La frugalité est un renoncement choisi ou assumé. Elle ne prend toutes ses dimensions que quand elle se vit dans l’ouverture et le respect de la Création.

Une sobriété exigeante

Il n’y a pas de justice sociale sans remise en cause personnelle.  Il en résulte la nécessité de changer de regard, de faire des « expériences avec la vérité », d’engager toute sa vie. La sobriété ne consiste pas seulement à faire des économies  mais à s’interroger sur le superflu, le nécessaire, les conséquences sociales et environnementales de la consommation ; d’où un nécessaire travail de discernement.
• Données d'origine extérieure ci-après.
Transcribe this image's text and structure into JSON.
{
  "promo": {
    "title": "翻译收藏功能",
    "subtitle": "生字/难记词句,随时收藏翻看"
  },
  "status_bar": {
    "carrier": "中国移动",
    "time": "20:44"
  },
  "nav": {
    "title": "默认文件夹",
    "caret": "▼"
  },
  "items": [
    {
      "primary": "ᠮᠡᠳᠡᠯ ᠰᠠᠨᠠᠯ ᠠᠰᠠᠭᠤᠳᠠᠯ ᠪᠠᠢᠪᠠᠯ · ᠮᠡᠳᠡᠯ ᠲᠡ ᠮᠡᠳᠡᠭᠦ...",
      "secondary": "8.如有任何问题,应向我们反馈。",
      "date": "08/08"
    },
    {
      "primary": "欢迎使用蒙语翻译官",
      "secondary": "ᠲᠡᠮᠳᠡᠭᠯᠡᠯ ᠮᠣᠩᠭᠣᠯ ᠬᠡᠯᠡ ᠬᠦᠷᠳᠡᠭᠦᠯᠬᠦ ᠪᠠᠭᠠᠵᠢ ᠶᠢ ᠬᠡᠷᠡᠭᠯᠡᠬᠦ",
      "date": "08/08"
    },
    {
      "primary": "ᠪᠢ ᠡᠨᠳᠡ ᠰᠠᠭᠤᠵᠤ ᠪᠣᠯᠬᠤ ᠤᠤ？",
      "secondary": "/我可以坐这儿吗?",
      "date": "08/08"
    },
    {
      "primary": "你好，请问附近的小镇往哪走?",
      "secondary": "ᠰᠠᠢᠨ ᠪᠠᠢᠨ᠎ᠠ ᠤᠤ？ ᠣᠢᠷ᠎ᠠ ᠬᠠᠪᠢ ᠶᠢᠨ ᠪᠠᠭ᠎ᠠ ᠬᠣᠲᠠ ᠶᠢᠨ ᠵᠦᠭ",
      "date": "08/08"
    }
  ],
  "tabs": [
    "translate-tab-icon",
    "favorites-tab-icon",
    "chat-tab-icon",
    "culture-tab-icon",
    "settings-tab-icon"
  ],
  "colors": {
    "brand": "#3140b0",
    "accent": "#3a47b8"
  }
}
  • Mes achats correspondent-ils à un besoin ?
  • Quels sont mes critères d’achats (provenance des produits, commerce équitable, produits éthiques, petits producteurs, artisans, commerçants…) ?
  • Quelle est ma responsabilité dans l’usage que je fais des biens (eau, déplacements, utilisation du matériel, soins médicaux…) ?
  • Comment gérer les placements (fonds de partage gérés par une société financière coopérative à but non lucratif),  les biens immobiliers ?
  • Quels sont les partages que je juge essentiels ? Et ceux qu’il me reste à faire !
  • De quoi ai-je besoin de me libérer pour vivre plus de solidarité ?

Et si ce travail de discernement, de réflexion, d’analyse, de confrontation, de choix de nos modes de gestion et de consommation se fait collectivement, alors la sobriété est aussi créatrice de lien social et de convivialité.

Tel nous apparaît l’engagement vers plus de sobriété, fait de tempérance, de modération, de retenue, de frugalité, de simplicité, de mesure ; tel il nous apparaît, capable de contribuer à l’instauration de plus de justice.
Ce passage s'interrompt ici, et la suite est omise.